Es gäbe unzählige Möglichkeiten, wie man Gerhard Richter ausstellen könnte. Man könnte seine fotorealistischen Arbeiten zusammentragen, seine abstrakten Bilder oder die neusten Werke zeigen, wo er mit digital erzeugten Streifen auf Glas arbeitet. Oder man inszeniert seine übermalten Fotografien, kleine Bilder in dicker Farbe. Oder, oder, oder.
Die Fondation Beyeler, namentlich Direktor Sam Keller und Gastkurator Hans-Ulrich Obrist, haben sich für eine weitere Variante entschieden: Sie widmen die umfassende Werkschau Gerhard Richters Serien und Zyklen.
Facettenreiche Annäherung an berührende Motive
Darunter zu verstehen sind zusammengehörende Werke, denen entweder dasselbe Sujet zugrunde liegt oder die sich einem bestimmten Thema gleichermassen widmen.
Im ersten Fall nähert sich Richter einem Motiv von verschiedenen Seiten, mit verschiedenen Techniken. Besonders berührend tut er dies bei den Werken mit den Titeln «S. mit Kind» von 1995, wo er eigene Familienfotos als Grundlage nimmt. Der Blickwinkel ändert sich von Werk zu Werk, aber auch die Gestaltungstechnik. Mal blicken wir Richter-typisch wie durch milchiges Glas auf die Mutter und ihr Baby, mal ist die Mutter dicht bermalt, unter dem Farbauftrag nur noch als bunte Fläche sichtbar.
Anders ist das bei den grossformatigen Gemälden der vielteiligen Zyklen «Bach» (1992) oder «Wald» (2005).

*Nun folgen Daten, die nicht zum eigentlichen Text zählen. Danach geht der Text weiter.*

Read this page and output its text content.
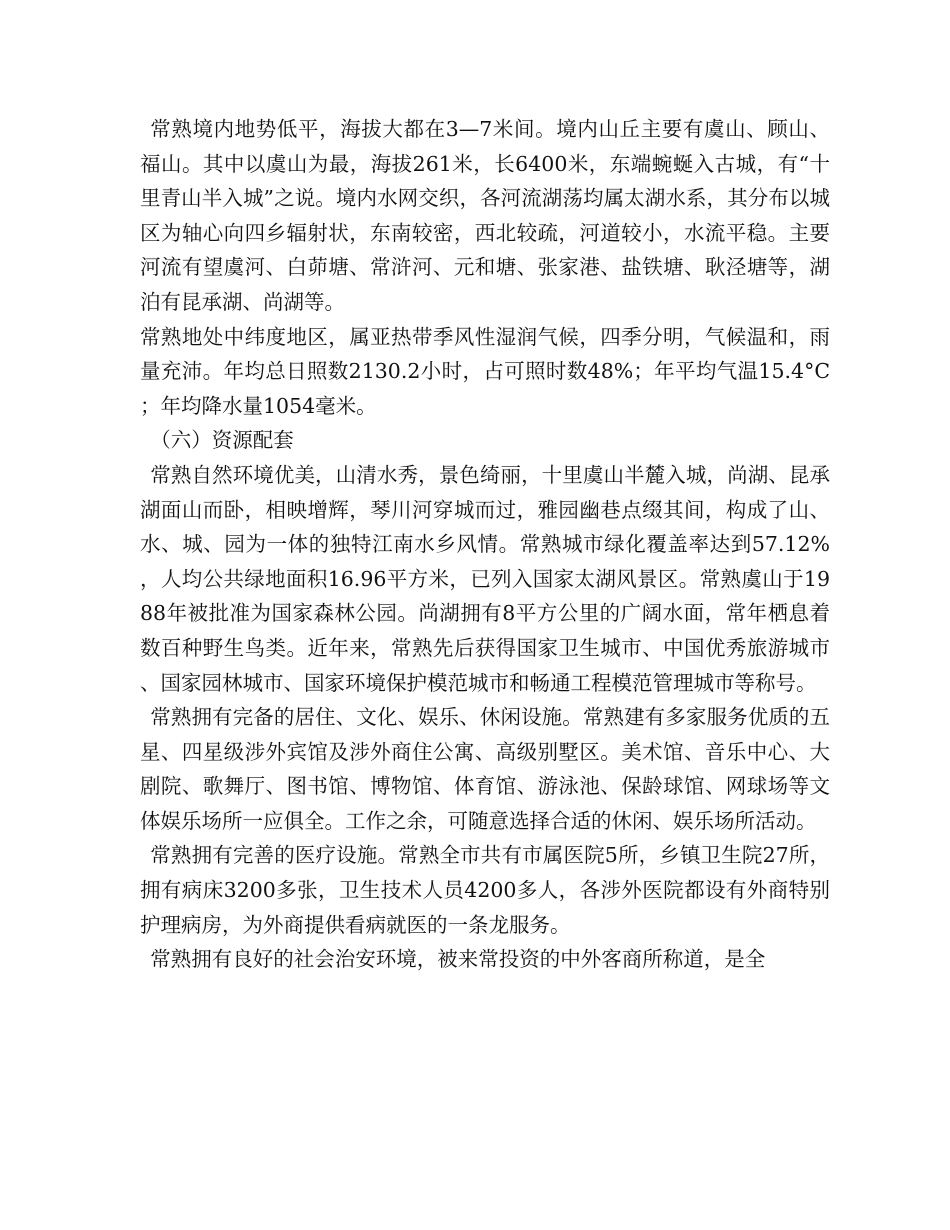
常熟境内地势低平，海拔大都在3—7米间。境内山丘主要有虞山、顾山、福山。其中以虞山为最，海拔261米，长6400米，东端蜿蜒入古城，有“十里青山半入城”之说。境内水网交织，各河流湖荡均属太湖水系，其分布以城区为轴心向四乡辐射状，东南较密，西北较疏，河道较小，水流平稳。主要河流有望虞河、白茆塘、常浒河、元和塘、张家港、盐铁塘、耿泾塘等，湖泊有昆承湖、尚湖等。

常熟地处中纬度地区，属亚热带季风性湿润气候，四季分明，气候温和，雨量充沛。年均总日照数2130.2小时，占可照时数48%；年平均气温15.4°C；年均降水量1054毫米。

（六）资源配套

常熟自然环境优美，山清水秀，景色绮丽，十里虞山半麓入城，尚湖、昆承湖面山而卧，相映增辉，琴川河穿城而过，雅园幽巷点缀其间，构成了山、水、城、园为一体的独特江南水乡风情。常熟城市绿化覆盖率达到57.12%，人均公共绿地面积16.96平方米，已列入国家太湖风景区。常熟虞山于1988年被批准为国家森林公园。尚湖拥有8平方公里的广阔水面，常年栖息着数百种野生鸟类。近年来，常熟先后获得国家卫生城市、中国优秀旅游城市、国家园林城市、国家环境保护模范城市和畅通工程模范管理城市等称号。

常熟拥有完备的居住、文化、娱乐、休闲设施。常熟建有多家服务优质的五星、四星级涉外宾馆及涉外商住公寓、高级别墅区。美术馆、音乐中心、大剧院、歌舞厅、图书馆、博物馆、体育馆、游泳池、保龄球馆、网球场等文体娱乐场所一应俱全。工作之余，可随意选择合适的休闲、娱乐场所活动。

常熟拥有完善的医疗设施。常熟全市共有市属医院5所，乡镇卫生院27所，拥有病床3200多张，卫生技术人员4200多人，各涉外医院都设有外商特别护理病房，为外商提供看病就医的一条龙服务。

常熟拥有良好的社会治安环境，被来常投资的中外客商所称道，是全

Diese sich im Duktus ähnelnden Werke malt Richter gleichzeitig. Er malt erst an einem, dann am andern, sie entwickeln sich gemeinsam weiter und öffnen nebeneinander hängend einen Bedeutungsraum, der über das Einzelwerk hinausgeht.
Raum für Emotionen
Diesen Serien und Zyklen setzt Obrist, der die Ausstellung in enger Zusammenarbeit mit Gerhard Richter realisiert hat, einzelne Werke Richters gegenüber. Einige davon sind bereits Ikonen der zeitgenössischen Malerei, zum Beispiel «Eisberg im Nebel« (1982) oder «Ella» (2007).
Diese bilden Kontrapunkte zu den monumentalen, grossformatigen Bildern, die in den Räumen der Fondation Beyeler zwar grossartig, aber auch etwas einschüchternd wirken. Die kleineren, fotorealistischen Bilder wirken fast stärker, fordern emotionalen Raum als Fläche. Und diesen Raum ist man zu geben bereit.
Richters Werke lösen etwas aus, die Betrachterin empfindet Zuneigung, Beklemmung, Scham. Vielleicht ist es das, was die grossen Künstler ausmacht. Dass wir ihren Werken die Bereitschaft entgegenbringen, in unserem Inneren darauf zu reagieren.